Wrongful dismissal, on the other hand, means dismissal for an act of fraud or gross misconduct and no period of notice is required, provided the employee was given fair hearing before dismissal. However the reason for dismissal must be stated by the employer in the letter of dismissal. Therefore, the measure of damages for wrongful dismissal is at large and for this reason it is advisable for companies to seek legal advice before the dismissal of an employee.

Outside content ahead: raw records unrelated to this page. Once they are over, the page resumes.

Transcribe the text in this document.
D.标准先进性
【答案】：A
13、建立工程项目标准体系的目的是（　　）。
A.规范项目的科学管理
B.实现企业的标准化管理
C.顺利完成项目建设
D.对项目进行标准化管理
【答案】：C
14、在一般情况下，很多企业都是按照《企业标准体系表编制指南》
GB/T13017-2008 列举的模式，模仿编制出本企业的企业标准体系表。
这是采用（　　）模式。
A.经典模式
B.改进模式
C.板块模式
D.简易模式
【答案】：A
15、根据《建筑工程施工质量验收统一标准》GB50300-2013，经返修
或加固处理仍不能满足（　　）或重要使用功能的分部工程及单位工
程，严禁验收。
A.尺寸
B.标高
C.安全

In Idufueko v Pfizer Products (2014), the respondent wrote a letter terminating the appointment of the appellant who therefore commenced an action against them claiming the sum of N2,883,727 as general and special damages arising from the unlawful termination of his employment. The trial court held that the termination was wrongful and awarded the sum of N21,135.34k. The appellant was dissatisfied and appealed against the award of damages. The Supreme Court, per Galadima JSC said,
“The standard set by law for assessment of damages to a party whose employment has been unlawfully terminated has been established in a plethora of decisions of this court. The position of the law is that where the termination of a contract of service was found to have been wrongful, the measure of damages that the plaintiff could be entitled to would be the salaries for the length of time during which notice of the termination would have been given in accordance with the contract of employment. He would, in addition, be paid other legitimate entitlements due to him at the time his employment was terminated.” See also, Geidam v NEPA (2001), Shell PDC v Olanrewjau (2008).
In Osisanya v Afribank (2007) the Supreme Court deliberated on the measure of damages for wrongful termination of employment and held per Ogbuagu JSC,
“In a master and servant relationship, the damages available to the employee, is the payment of his salary and other entitlements already lawfully accruable and payable for the period for which the employee should have been given notice of termination. The damages will be the amount he would have earned if his employment was properly and validly determined.” See also, Chukwuma v Shell Petroleum (1993), International Drilling Company Nig. Ltd v Ajijola (1976), Imoloaeme v WAEC (1992).
Many employees rush to court to challenge wrongful termination of employment, claiming huge sums of money, without proper knowledge of the settled law on the subject and often come away disappointed. This only serves to buttress the need for genuine legal advice.